Bullying's Psychological Impact

Article

Most healthcare professionals and any parent of a kid who is bullied can tell you that the stress can have a profound psychological effect.

The school bus unceremoniously began cruising our cul-de-sac this week, picking up children who attend public school here in Georgia. On the way to work in the morning, parents can be seen once again standing with their kids at the bus stop.

I personally never rode the bus to school - I grew up in suburban America in the 1960’s when it was still safe to walk a couple of miles to school and home again in the afternoon. So I never put much thought into the bus ride to and from the school, always assuming that kids could stay out of trouble long enough for the short ride to the school grounds. These assumptions were wrong on several counts, of course, but it was shocking to our community several years ago when an elementary age boy was struck in the head by a bully as he was leaving the bus. The blow was fatal.

Bullying is not new in kids, and most of us are well aware, is a phenomenon that carries over into adulthood. I’ve seen it over and over again in the workplace, where I had come to make another assumption: many bullies aren’t perpetrators out of pain or ignorance; they are just plain mean people. I’m probably not alone when I say that I don’t give the bully’s welfare much consideration in a bullying situation.

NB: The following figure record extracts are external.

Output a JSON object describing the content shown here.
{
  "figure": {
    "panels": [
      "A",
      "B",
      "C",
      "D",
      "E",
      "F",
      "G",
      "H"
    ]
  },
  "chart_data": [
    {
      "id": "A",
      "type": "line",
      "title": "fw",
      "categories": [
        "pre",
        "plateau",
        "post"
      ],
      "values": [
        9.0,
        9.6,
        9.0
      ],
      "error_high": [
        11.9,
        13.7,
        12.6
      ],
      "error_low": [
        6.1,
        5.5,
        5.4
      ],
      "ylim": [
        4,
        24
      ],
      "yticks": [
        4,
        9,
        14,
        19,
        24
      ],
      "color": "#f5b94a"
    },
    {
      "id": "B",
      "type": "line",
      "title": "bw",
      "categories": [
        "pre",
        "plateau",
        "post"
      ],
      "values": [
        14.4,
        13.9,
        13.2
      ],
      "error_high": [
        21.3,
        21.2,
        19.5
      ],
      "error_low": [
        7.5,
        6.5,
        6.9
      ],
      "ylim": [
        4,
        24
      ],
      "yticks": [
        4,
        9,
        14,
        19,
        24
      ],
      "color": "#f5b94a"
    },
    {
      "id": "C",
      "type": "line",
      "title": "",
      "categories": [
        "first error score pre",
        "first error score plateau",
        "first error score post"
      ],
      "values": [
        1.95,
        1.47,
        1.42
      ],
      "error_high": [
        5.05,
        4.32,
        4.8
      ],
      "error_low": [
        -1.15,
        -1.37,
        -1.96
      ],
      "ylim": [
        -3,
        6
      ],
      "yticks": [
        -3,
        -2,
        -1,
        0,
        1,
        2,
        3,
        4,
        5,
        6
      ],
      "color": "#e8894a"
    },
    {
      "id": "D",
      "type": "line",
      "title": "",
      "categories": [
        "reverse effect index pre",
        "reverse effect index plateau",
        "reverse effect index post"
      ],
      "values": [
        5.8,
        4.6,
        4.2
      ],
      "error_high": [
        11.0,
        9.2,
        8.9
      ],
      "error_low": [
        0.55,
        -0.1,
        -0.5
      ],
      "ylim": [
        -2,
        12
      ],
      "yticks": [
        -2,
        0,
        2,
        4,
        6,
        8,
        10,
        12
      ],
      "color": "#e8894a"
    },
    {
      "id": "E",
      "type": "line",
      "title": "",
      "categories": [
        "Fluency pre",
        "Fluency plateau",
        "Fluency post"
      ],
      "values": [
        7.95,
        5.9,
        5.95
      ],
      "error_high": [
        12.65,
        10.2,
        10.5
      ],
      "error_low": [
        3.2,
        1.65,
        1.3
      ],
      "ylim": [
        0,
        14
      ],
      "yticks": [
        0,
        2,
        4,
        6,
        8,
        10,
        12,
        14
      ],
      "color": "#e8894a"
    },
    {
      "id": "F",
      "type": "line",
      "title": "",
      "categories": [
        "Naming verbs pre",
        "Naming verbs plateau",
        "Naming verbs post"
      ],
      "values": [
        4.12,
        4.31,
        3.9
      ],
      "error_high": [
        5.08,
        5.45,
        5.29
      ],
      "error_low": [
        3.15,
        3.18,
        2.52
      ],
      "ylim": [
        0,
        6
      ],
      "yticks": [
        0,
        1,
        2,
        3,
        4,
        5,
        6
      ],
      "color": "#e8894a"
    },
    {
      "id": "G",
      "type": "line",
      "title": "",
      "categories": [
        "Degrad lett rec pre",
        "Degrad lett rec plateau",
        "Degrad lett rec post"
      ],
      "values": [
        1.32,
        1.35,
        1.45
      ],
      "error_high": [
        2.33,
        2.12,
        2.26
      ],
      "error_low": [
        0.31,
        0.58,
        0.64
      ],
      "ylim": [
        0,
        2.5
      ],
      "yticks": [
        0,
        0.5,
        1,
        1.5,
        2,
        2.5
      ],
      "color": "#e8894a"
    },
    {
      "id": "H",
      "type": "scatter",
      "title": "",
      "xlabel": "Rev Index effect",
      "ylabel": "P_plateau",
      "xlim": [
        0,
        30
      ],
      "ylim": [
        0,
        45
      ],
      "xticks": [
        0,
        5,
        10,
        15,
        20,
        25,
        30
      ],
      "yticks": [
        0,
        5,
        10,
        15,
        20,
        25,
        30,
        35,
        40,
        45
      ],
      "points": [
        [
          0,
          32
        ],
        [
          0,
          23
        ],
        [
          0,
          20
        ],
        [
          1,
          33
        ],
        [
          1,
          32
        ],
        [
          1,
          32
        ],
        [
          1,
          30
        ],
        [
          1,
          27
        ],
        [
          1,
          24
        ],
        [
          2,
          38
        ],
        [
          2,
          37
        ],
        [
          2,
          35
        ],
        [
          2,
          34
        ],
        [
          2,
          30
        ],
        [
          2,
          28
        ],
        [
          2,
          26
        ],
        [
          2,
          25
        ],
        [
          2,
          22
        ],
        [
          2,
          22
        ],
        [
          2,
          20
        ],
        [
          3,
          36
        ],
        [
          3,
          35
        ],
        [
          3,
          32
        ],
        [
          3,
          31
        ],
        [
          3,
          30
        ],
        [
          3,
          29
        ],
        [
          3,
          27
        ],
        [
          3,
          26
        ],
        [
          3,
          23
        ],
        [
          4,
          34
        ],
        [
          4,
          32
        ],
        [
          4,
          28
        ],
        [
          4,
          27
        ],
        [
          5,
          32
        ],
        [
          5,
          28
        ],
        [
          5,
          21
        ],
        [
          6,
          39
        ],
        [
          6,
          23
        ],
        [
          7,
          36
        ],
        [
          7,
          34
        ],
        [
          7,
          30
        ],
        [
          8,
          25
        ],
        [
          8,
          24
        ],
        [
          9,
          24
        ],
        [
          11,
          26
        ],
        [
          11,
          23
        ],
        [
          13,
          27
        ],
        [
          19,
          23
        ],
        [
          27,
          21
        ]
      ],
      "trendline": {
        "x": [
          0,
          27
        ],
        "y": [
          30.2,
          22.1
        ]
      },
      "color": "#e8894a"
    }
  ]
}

A recent study out of Yale by Young-Shin Kim, MD, and Bennett Leventhal, MD, suggests that attitude is wrong. Most healthcare professionals and any parent of a kid who is bullied can tell you that the stress can have a profound psychological effect — those who are bullied are many times more likely to have suicidal thoughts. What we weren’t aware of is that bullies themselves may also be at increased risk of suicide.

This finding came from an analysis that included data from 37 studies conducted in various countries across North America, Europe, and Asia, and all of which addressed bullying and suicidal behavior in children and adolescents. It’s published in a special issue on bullying in the International Journal of Adolescent Medicine and Health.

I bring this up now because not only is bullying a phenomenon that takes place across cultures, but because we Americans tend to not take it seriously enough. Mental health at this point in time is just not our forte. Even when bullying does not result in a community disaster, it may well have a long-lived affects in individuals, and this is no small consideration when up to half of children may be exposed to bullying at some point. And it’s definitely a phenomenon we are far from understanding.

Schools are trying to address the problem, but obviously that buck cannot stop there. Does your practice regularly screen kids for socially related distress? What do you think the role of the pediatrician should be in screening kids for potential signs of bullying, educating parents about bullying and their role in intervention?